Connie L. Agnew, M.D., answers your questions about pregnancy.
Is intrauterine surgery on pregnant women actually possible, or is it still experimental?
The safety and effectiveness of performing surgery on a fetus in utero to correct congenital defects have not been conclusively proven. Intrauterine surgery is therefore restricted to select medical centers throughout the United States, where the risks and benefits to fetus and mother can be closely monitored and researched.
Although this surgery is considered for several conditions, the greatest research is taking place in the area of spina bifida. While it can't correct this defect, surgery may prevent it from worsening during pregnancy. There are potential complications for mother and baby, however: It's major abdominal surgery for the woman, requiring anesthesia and posing the risk of postoperative infection and/or bleeding. The most significant risk to the fetus is preterm delivery.
So, as is often the case in medicine, while we are able to target the conditions that might benefit from this procedure, we continue to research its use and recognize that it will likely be many years before intra-uterine surgery is performed routinely.
My husband and I use our hot tub almost every day. Can I continue to do so now that I'm pregnant?
I'd advise you to skip it. Soaking in a hot tub can cause an abnormally high body temperature, and research seems to show an association between elevated temperatures in pregnant women and neural-tube defects in the developing baby. Furthermore, high temperatures put you at risk for dehydration and preterm labor.
So while a nice, hot soak might sound like just the thing for your aching muscles, hot tubs--and saunas, too, for that matter--are best avoided throughout pregnancy. Instead, opt for taking baths in water that's under 100° F. It should not be hot enough to elicit sweating, which can lead to dehydration.
Go Easy, Gidget
I'm an avid surfer and just found out I'm pregnant.
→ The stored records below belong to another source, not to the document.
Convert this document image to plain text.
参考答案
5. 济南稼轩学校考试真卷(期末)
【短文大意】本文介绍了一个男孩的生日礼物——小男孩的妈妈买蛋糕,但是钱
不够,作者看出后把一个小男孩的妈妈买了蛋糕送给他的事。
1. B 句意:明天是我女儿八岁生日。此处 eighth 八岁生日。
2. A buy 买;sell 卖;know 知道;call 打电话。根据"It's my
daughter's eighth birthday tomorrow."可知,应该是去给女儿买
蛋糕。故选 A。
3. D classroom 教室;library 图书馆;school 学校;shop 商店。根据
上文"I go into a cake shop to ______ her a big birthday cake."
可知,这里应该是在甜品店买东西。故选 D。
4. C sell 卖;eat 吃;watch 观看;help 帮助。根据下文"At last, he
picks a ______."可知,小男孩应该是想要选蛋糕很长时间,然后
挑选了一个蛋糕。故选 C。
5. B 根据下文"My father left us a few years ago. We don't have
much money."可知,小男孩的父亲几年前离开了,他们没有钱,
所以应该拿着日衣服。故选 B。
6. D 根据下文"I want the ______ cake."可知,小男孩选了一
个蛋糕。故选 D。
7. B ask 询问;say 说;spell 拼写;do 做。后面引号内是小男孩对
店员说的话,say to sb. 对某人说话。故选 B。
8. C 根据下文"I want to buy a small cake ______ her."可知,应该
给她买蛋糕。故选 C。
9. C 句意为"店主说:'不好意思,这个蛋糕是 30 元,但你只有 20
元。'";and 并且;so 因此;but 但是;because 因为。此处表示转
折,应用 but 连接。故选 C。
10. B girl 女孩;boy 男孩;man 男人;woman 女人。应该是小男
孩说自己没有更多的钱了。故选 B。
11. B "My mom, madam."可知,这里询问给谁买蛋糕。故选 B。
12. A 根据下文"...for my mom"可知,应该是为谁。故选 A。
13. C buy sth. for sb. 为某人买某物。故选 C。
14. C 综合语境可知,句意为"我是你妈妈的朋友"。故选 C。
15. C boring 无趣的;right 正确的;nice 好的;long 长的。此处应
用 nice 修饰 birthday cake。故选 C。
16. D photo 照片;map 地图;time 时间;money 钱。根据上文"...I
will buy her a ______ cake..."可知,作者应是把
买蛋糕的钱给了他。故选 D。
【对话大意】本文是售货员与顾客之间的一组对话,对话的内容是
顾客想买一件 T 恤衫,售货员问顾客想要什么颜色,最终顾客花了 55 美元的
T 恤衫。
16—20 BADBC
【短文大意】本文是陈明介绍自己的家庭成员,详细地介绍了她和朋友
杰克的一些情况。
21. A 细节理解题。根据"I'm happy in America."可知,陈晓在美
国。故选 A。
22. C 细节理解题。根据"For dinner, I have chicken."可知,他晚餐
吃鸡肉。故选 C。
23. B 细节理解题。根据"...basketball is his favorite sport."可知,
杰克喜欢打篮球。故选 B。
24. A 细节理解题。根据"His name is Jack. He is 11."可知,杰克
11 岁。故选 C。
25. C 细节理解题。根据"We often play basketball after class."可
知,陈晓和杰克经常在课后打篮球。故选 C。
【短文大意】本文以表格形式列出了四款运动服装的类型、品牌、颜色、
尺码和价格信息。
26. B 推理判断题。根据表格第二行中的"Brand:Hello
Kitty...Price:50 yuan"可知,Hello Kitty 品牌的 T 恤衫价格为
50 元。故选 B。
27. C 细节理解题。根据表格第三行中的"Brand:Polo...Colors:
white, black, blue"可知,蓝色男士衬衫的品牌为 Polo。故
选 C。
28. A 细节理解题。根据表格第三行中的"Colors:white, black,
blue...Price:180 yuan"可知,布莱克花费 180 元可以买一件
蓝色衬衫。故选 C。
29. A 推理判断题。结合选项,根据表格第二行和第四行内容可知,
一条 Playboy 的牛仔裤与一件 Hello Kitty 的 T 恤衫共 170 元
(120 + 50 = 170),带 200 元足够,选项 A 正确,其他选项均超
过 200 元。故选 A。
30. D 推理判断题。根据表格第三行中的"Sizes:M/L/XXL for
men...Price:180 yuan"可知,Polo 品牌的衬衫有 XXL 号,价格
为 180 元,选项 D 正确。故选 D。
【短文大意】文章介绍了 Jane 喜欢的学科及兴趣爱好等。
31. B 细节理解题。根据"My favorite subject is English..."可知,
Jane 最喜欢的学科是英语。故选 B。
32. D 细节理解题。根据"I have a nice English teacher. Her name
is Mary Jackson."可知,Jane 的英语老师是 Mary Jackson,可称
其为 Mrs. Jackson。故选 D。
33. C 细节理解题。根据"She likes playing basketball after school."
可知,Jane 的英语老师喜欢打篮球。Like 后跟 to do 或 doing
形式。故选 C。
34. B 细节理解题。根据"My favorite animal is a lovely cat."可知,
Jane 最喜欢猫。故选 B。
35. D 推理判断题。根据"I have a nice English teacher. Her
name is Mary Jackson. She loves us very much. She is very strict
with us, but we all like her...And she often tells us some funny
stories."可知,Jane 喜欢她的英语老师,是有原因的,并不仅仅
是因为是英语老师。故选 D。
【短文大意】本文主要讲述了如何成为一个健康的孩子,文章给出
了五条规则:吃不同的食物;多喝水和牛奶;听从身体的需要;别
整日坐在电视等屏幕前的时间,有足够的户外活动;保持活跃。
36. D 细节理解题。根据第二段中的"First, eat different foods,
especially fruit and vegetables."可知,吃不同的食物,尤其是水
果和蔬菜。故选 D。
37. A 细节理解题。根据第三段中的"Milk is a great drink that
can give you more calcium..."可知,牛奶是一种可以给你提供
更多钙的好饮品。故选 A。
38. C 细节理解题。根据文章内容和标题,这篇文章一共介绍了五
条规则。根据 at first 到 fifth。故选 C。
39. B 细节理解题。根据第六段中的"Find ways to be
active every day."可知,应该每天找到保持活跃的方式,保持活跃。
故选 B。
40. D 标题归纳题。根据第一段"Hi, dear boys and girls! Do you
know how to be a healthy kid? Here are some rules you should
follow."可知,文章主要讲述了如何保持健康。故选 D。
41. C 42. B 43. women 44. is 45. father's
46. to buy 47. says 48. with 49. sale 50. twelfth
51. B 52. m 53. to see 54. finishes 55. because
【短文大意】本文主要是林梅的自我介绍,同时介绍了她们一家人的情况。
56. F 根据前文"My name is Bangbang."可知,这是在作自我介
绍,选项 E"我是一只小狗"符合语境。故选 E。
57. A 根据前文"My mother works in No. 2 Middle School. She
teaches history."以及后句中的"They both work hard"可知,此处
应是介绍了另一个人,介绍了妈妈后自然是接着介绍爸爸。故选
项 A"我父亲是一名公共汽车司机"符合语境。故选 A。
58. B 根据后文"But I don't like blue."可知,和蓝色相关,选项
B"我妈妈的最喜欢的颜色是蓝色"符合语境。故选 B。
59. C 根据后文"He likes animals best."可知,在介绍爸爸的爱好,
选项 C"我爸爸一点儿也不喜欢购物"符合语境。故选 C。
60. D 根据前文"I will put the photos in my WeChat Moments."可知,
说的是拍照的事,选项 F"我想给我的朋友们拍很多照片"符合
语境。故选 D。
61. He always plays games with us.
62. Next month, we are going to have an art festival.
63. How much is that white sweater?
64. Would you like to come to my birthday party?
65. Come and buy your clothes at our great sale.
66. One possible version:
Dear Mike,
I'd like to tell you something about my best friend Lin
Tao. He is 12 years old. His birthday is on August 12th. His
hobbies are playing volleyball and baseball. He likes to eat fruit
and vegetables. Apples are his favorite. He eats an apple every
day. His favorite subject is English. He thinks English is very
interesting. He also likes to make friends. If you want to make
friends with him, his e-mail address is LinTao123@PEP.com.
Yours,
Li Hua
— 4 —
Is it safe to hit the waves any time during the next nine months?
As is the case with many activities, such as horseback riding and skiing, the concern with surfing is the risk of blunt abdominal trauma and injury to the fetus. Most obstetricians--myself included--therefore consider the sport to be safe only through the first trimester, when the uterus is confined to the lower pelvic region. Once the uterus expands into the upper abdomen, it becomes more vulnerable to a blow to the belly, as might be caused by a surfboard.
If you do choose to go surfing early on and sustain such a blow, tell your doctor. You and your baby will most likely be fine, but he may want to examine you just to be safe.
Even if you're an experienced surfer, your smartest course of action is to be patient—the waves will be waiting for you after the baby is born.